"Communities" in Community Engagement: Lessons Learned from Autism Research in South Africa and South Korea

"Community-based research requires collaboration with the population where research is conducted. There is no one-size-fits-all method of community engagement."

Little research has been conducted on behavioural characteristics of children with autism spectrum disorder (ASD), with little reliable information yet reported from developing countries. To respond to this lack of data, the project "Engaging Communities in Research in South Korea and South Africa" undertook community-based participatory research to engage diverse communities with ASD research in two community-based research projects: an epidemiologic investigation of 7- to 12-year olds in South Korea and the Early Autism Project, an ASD detection programme for 18- to 36-month-old Zulu-speaking children in South Africa. The goal was to find supportive solutions for children with autism, while also increasing knowledge of the cross­-cultural aspects of the condition.

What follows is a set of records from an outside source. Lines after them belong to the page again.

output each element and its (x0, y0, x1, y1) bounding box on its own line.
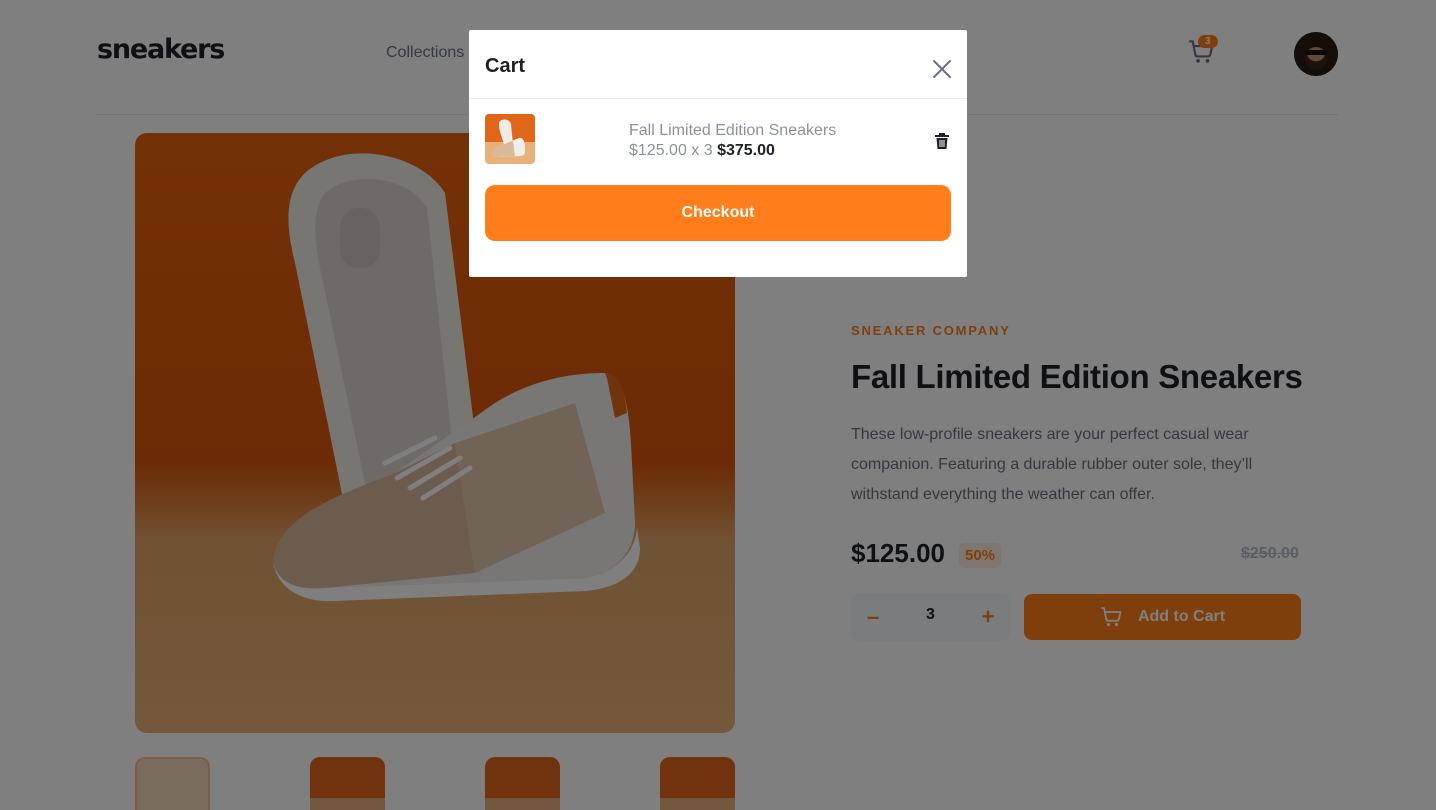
cart-item-thumbnail (485, 114, 535, 164)
checkout-button[interactable]: Checkout (485, 185, 951, 241)
cart-divider (469, 98, 967, 99)
cart-modal: Cart Fall Limited Edition Sneakers $125.… (469, 30, 967, 277)
trash-icon[interactable] (935, 133, 949, 149)
cart-item-price: $125.00 x 3 $375.00 (629, 142, 775, 160)
close-icon[interactable] (931, 58, 953, 80)
cart-item-unit-qty: $125.00 x 3 (629, 142, 713, 159)
cart-item-name: Fall Limited Edition Sneakers (629, 122, 837, 139)
cart-item-total: $375.00 (717, 142, 775, 159)
cart-title: Cart (485, 55, 526, 77)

The researchers found that, despite the differences in wealth between these communities, ASD is under-diagnosed in both settings and generally not reported in clinical or educational records. Moreover, in both countries, there is low availability of services. In both cases, local knowledge helped researchers to address both ethnographic as well as practical problems. Researchers identified the ways in which these communities generate and negotiate the cultural meanings of developmental disorders. Researchers incorporated that knowledge, as they engaged communities in a research protocol, adapted and translated screening and diagnostic tools, and developed methods for screening, evaluating, and diagnosing children with ASD.

Country-specific processes and findings include:

• South Korea: A recent prevalence study was launched with the hope that it would help increase awareness - decreasing stigma - and expand special education services in the country. Screening by means of community engagement gave more accurate prevalence data than what would have been ascertained by exclusively using health records. The community-based methods used in this study allowed researchers to identify otherwise unrecognised high-functioning ASD children. In the study, families and teachers expressed mistrust of the medical community, as well as fear of stigma and loss of confidentiality. The researchers employed ethnographic interviews and focus groups in order to address these concerns, which had contributed to the under-diagnosis of the condition.
• South Africa: Researchers used methods of community engagement to reach low-resource and underserved populations in a KwaZulu-Natal (KZN) autism-screening programme. As in many low- and middle-income countries, early intervention for ASD is often neglected, as resources are focused on short-term survival issues. During the course of the research, interviews were conducted with parents, teachers, health care professionals, traditional healers, and clergy. These interviews explored what services are available, what should be included in the research materials, and how to translate the screening and diagnostic tools. Involvement of bilingual (Zulu/English) parents supported accurate language and cultural relevance of the evaluation tools used in the study. Two important barriers to community participation in South Africa were poverty and the AIDS epidemic. Poverty limited parents' ability to seek ASD-related medical attention unless symptoms were severe. Many children were being cared for in centres called crèches, where awareness of autism was very limited. HIV/AIDS often complicates recognition, as it can result in developmental delays. According to the researchers, the study contributed openness in discussing the topics addressed. Participants reported feeling inspired to continue discussions and build social networks to deliver better care. However, they questioned the value of an ASD diagnosis if there are few services available for treatment. Some also questioned the benefits of a "western" diagnosis vs. a "traditional" diagnosis.

The authors make it clear that stigma is a major barrier to research participation in both countries. There are also various language and cultural differences between communities, and many people do not trust researchers. Together, these issues underscore the importance of working closely with families in ways that respect their values and culture. "Successful community-based research requires knowledge about how the burden of care is distributed amongst family members, what families know or understand about services, and their ideas of advocacy and treatment." The researchers stress that culture can be the key to finding effective solutions for communities. "Community engagement as a tool to consider culture in autism management...provides opportunities to improve research processes as well as to produce meaningful solutions for communities in need."